General Information
Creating a properly structured data table helps a blind, low-vision and/or screen reader user make sense of a table by reading out the heading titles and then cell content. Data tables have two axes of information. If you only have one axis of information, use a list. Also, do not use layout tables, those are not accessible.
Why is making tables accessible important?
- Tables without structural markup to differentiate and properly link between header and data cells, create accessibility barriers.
- Tables used for layout are frowned upon because unless they are designed correctly they are not considered accessible; many accessibility advocates consider using tables for layout bad practice.
- Accessible tables allows users to perceive, operate understand, access in a robust manner, POUR principles.
How to create accessible tables:
- Make sure your tables have header rows and/or header columns.
- Avoid spanned rows and columns in data tables, especially as headers. Many screen readers cannot properly read these correctly.

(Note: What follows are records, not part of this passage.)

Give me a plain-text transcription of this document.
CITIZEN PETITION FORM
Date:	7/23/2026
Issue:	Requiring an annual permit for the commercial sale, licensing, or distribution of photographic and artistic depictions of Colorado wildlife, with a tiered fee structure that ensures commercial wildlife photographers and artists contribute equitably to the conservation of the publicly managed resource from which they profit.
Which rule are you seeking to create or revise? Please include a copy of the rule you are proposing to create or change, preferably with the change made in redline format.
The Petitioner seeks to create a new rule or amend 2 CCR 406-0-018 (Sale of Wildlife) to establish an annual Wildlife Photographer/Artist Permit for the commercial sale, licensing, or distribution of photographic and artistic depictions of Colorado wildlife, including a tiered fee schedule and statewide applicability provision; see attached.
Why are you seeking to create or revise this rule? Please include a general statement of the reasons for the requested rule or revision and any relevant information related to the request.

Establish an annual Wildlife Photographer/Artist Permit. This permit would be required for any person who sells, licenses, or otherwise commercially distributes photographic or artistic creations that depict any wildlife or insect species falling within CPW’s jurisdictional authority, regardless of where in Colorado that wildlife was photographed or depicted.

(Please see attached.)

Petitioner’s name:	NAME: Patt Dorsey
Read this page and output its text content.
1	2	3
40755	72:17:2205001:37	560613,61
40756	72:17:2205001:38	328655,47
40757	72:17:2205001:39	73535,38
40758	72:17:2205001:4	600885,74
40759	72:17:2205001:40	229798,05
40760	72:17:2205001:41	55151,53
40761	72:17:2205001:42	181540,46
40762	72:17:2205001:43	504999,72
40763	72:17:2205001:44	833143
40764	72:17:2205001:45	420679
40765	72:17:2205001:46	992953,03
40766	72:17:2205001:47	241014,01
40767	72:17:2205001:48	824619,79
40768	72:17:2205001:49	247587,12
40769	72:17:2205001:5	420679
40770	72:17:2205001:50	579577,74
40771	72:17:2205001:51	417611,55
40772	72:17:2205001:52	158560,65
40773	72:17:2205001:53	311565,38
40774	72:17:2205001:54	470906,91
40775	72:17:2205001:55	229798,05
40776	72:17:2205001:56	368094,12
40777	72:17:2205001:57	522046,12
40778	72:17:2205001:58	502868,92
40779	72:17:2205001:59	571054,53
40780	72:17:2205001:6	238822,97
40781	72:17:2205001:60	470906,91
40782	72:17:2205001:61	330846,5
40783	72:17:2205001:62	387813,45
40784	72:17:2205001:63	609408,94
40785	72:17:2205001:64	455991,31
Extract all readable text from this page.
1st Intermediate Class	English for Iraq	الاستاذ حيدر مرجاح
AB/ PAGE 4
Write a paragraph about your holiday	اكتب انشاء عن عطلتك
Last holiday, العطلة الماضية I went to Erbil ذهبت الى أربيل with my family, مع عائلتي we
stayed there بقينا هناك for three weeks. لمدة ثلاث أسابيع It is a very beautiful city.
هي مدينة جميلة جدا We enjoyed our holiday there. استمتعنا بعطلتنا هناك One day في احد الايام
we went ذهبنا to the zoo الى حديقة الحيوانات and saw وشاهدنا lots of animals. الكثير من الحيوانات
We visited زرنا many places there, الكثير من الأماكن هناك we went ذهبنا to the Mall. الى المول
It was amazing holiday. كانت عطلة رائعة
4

- Make sure your header row or header column cells are NOT blank.
- It is okay to have blank data cells, just not a blank header cell.
- Tables without table headings are not accessible.
- Always use the simplest table configuration possible.
- After you’ve created headers, you need to associate the data cells with the appropriate headers.The scope attribute identifies whether a table header is a column header or a row header. < th scope=”col” >Name< /th > or < th scope=”row” >Max< /th >
- Data tables very often have brief descriptive text before or after the table that indicates the content of that table. This text should be associated to its respective table using the < caption > element. The < caption > element must be the first thing after the opening < table > tag.